If you feel like it, look at the aerial video section on runryder. Lots of pretty footage.
Jenni
Jennifer Smith - 16 Oct 2006 01:30 GMT Awww heck I forgot one of the most popular brands with E-Helis: Align with their T-Rex helis... generally good quality and almost reasonably priced :)
Jenni
The OTHER Kevin in San Diego - 16 Oct 2006 16:40 GMT >Hi, > [quoted text clipped - 7 lines] >way it should be with these cheap things? Does the rear >prop have any useful purpose on something on this level? The tail rotor is horizontal? It isn't going to do much to counteract torque off the main rotor that way.. I'm not familiar with that helo - and I'm not gonna go look - but it seems a bit of RTFM (Read The Fine Manual) might be in order.

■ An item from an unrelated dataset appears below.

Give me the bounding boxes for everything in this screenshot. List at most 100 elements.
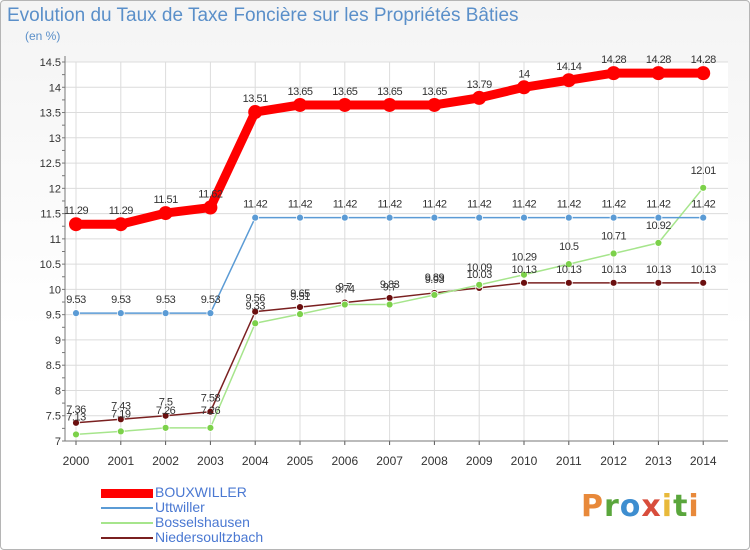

>The main reason for getting it is to see if I want to spend >some more money for a decent one. I do. What should [quoted text clipped - 4 lines] > >David Your $100 budget won't get you anything useful or even out of the "toy" arena.. You're going to be looking at around $200 for a counter-rotating model (Blade CX or a Lama) or $250 for a true collective pitch model (Blade CP, Honeybee CP2 etc..)
Yes, better types operate a lot differently than the super cheap ones. My $300 heli isn't nearly as stable or responsive as my $1000 heli which isn't as stable as my $2000 helis..
dh@. - 17 Oct 2006 16:58 GMT >>Hi, >> [quoted text clipped - 10 lines] >The tail rotor is horizontal? It isn't going to do much to counteract >torque off the main rotor that way.. No. And it didn't even turn all the time. The Blade CX doesn't have a tail rotor at all I don't think, so might it have been of no real use?
>I'm not familiar with that helo >- and I'm not gonna go look - but it seems a bit of RTFM (Read The [quoted text clipped - 13 lines] >counter-rotating model (Blade CX or a Lama) or $250 for a true >collective pitch model (Blade CP, Honeybee CP2 etc..) How does a Honeybee CP2 compare with a Blade CP?
>Yes, better types operate a lot differently than the super cheap ones. >My $300 heli isn't nearly as stable or responsive as my $1000 heli >which isn't as stable as my $2000 helis.. I've only seen these things twice...in the same day. The Trex frame and everything is bad a.s, not plastic crap. But if you replace some of the significant parts of a cheaper model with better quality ones even though the frame is still plastic, can you get a similarly stable heli by doing that? How much of it is the receiver, and servos, and whatever else?